Hi all. I don't know really where to start...I guess I'll tell a bit about how I'm wanting this blog to be about. From the title name, it'll be about, overcoming life, in ways of suicide, depression, and just in general. I'll talk about things that have happened in my life, and, how to fix them. I'm hoping this will be a support for all of the people who have had bad thoughts and stuff. Although, I can't totally believe it yet, life will get better. Even of it's not there yet, it'll get better.

I've gotten inspiration to start this from many life changing events, good and bad. I'm wanting to say that I'm struggling every day with thoughts, and evilness, it's all around us, and it can't be stopped. However, we can overcome it. How? I can honestly say, I don't know. But, we will.
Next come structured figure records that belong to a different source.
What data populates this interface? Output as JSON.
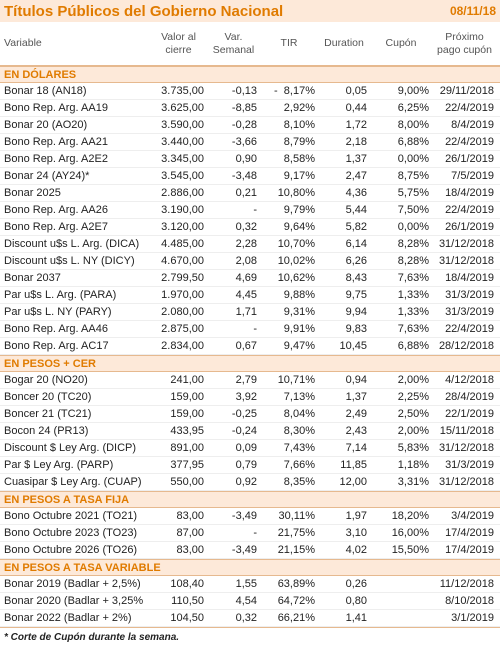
{
  "header": {
    "title": "Títulos Públicos del Gobierno Nacional",
    "date": "08/11/18"
  },
  "columns": [
    [
      "Variable"
    ],
    [
      "Valor al",
      "cierre"
    ],
    [
      "Var.",
      "Semanal"
    ],
    [
      "TIR"
    ],
    [
      "Duration"
    ],
    [
      "Cupón"
    ],
    [
      "Próximo",
      "pago cupón"
    ]
  ],
  "sections": [
    {
      "title": "EN DÓLARES",
      "rows": [
        [
          "Bonar 18 (AN18)",
          "3.735,00",
          "-0,13",
          "-  8,17%",
          "0,05",
          "9,00%",
          "29/11/2018"
        ],
        [
          "Bono Rep. Arg. AA19",
          "3.625,00",
          "-8,85",
          "2,92%",
          "0,44",
          "6,25%",
          "22/4/2019"
        ],
        [
          "Bonar 20 (AO20)",
          "3.590,00",
          "-0,28",
          "8,10%",
          "1,72",
          "8,00%",
          "8/4/2019"
        ],
        [
          "Bono Rep. Arg. AA21",
          "3.440,00",
          "-3,66",
          "8,79%",
          "2,18",
          "6,88%",
          "22/4/2019"
        ],
        [
          "Bono Rep. Arg. A2E2",
          "3.345,00",
          "0,90",
          "8,58%",
          "1,37",
          "0,00%",
          "26/1/2019"
        ],
        [
          "Bonar 24 (AY24)*",
          "3.545,00",
          "-3,48",
          "9,17%",
          "2,47",
          "8,75%",
          "7/5/2019"
        ],
        [
          "Bonar 2025",
          "2.886,00",
          "0,21",
          "10,80%",
          "4,36",
          "5,75%",
          "18/4/2019"
        ],
        [
          "Bono Rep. Arg. AA26",
          "3.190,00",
          "-",
          "9,79%",
          "5,44",
          "7,50%",
          "22/4/2019"
        ],
        [
          "Bono Rep. Arg. A2E7",
          "3.120,00",
          "0,32",
          "9,64%",
          "5,82",
          "0,00%",
          "26/1/2019"
        ],
        [
          "Discount u$s L. Arg. (DICA)",
          "4.485,00",
          "2,28",
          "10,70%",
          "6,14",
          "8,28%",
          "31/12/2018"
        ],
        [
          "Discount u$s L. NY (DICY)",
          "4.670,00",
          "2,08",
          "10,02%",
          "6,26",
          "8,28%",
          "31/12/2018"
        ],
        [
          "Bonar 2037",
          "2.799,50",
          "4,69",
          "10,62%",
          "8,43",
          "7,63%",
          "18/4/2019"
        ],
        [
          "Par u$s L. Arg. (PARA)",
          "1.970,00",
          "4,45",
          "9,88%",
          "9,75",
          "1,33%",
          "31/3/2019"
        ],
        [
          "Par u$s L. NY (PARY)",
          "2.080,00",
          "1,71",
          "9,31%",
          "9,94",
          "1,33%",
          "31/3/2019"
        ],
        [
          "Bono Rep. Arg. AA46",
          "2.875,00",
          "-",
          "9,91%",
          "9,83",
          "7,63%",
          "22/4/2019"
        ],
        [
          "Bono Rep. Arg. AC17",
          "2.834,00",
          "0,67",
          "9,47%",
          "10,45",
          "6,88%",
          "28/12/2018"
        ]
      ]
    },
    {
      "title": "EN PESOS + CER",
      "rows": [
        [
          "Bogar 20 (NO20)",
          "241,00",
          "2,79",
          "10,71%",
          "0,94",
          "2,00%",
          "4/12/2018"
        ],
        [
          "Boncer 20 (TC20)",
          "159,00",
          "3,92",
          "7,13%",
          "1,37",
          "2,25%",
          "28/4/2019"
        ],
        [
          "Boncer 21 (TC21)",
          "159,00",
          "-0,25",
          "8,04%",
          "2,49",
          "2,50%",
          "22/1/2019"
        ],
        [
          "Bocon 24 (PR13)",
          "433,95",
          "-0,24",
          "8,30%",
          "2,43",
          "2,00%",
          "15/11/2018"
        ],
        [
          "Discount $ Ley Arg. (DICP)",
          "891,00",
          "0,09",
          "7,43%",
          "7,14",
          "5,83%",
          "31/12/2018"
        ],
        [
          "Par $ Ley Arg. (PARP)",
          "377,95",
          "0,79",
          "7,66%",
          "11,85",
          "1,18%",
          "31/3/2019"
        ],
        [
          "Cuasipar $ Ley Arg. (CUAP)",
          "550,00",
          "0,92",
          "8,35%",
          "12,00",
          "3,31%",
          "31/12/2018"
        ]
      ]
    },
    {
      "title": "EN PESOS A TASA FIJA",
      "rows": [
        [
          "Bono Octubre 2021 (TO21)",
          "83,00",
          "-3,49",
          "30,11%",
          "1,97",
          "18,20%",
          "3/4/2019"
        ],
        [
          "Bono Octubre 2023 (TO23)",
          "87,00",
          "-",
          "21,75%",
          "3,10",
          "16,00%",
          "17/4/2019"
        ],
        [
          "Bono Octubre 2026 (TO26)",
          "83,00",
          "-3,49",
          "21,15%",
          "4,02",
          "15,50%",
          "17/4/2019"
        ]
      ]
    },
    {
      "title": "EN PESOS A TASA VARIABLE",
      "rows": [
        [
          "Bonar 2019 (Badlar + 2,5%)",
          "108,40",
          "1,55",
          "63,89%",
          "0,26",
          null,
          "11/12/2018"
        ],
        [
          "Bonar 2020 (Badlar + 3,25%",
          "110,50",
          "4,54",
          "64,72%",
          "0,80",
          null,
          "8/10/2018"
        ],
        [
          "Bonar 2022 (Badlar + 2%)",
          "104,50",
          "0,32",
          "66,21%",
          "1,41",
          null,
          "3/1/2019"
        ]
      ]
    }
  ],
  "footnote": "* Corte de Cupón durante la semana."
}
For this first blog post, I'm wanting to open up and tell you guys a bit about my life, and how it's bad. It's gotten betrayed, lied to, beaten up, and other horrible things. I've tried suicide 13 times. However, something throughout all of those times has kept me alive. I'm determined to find out what. I'm here for a reason. There's something in me, deep down, saying "I don't wanna die". Someone smart once told me that. I didn't believe it, but when I thought about it more, I can. I'm trying to heal, although, it's super hard. I have support from tons of friends, and will continue to overcome the hardships.

Plenty of my friends have had problems too. Suicidal, depression, self-harm, financial, emotional, physical, sexual, unspoken things, and know the road I'm on. I'm wanting to dedicate this blog to them, in hopes that they might someday read it, and know that I'm not creating this for me, but for them. I'm doing it for the people who think I should stay alive. They're the best people I could be around, and I couldn't ask for better friends.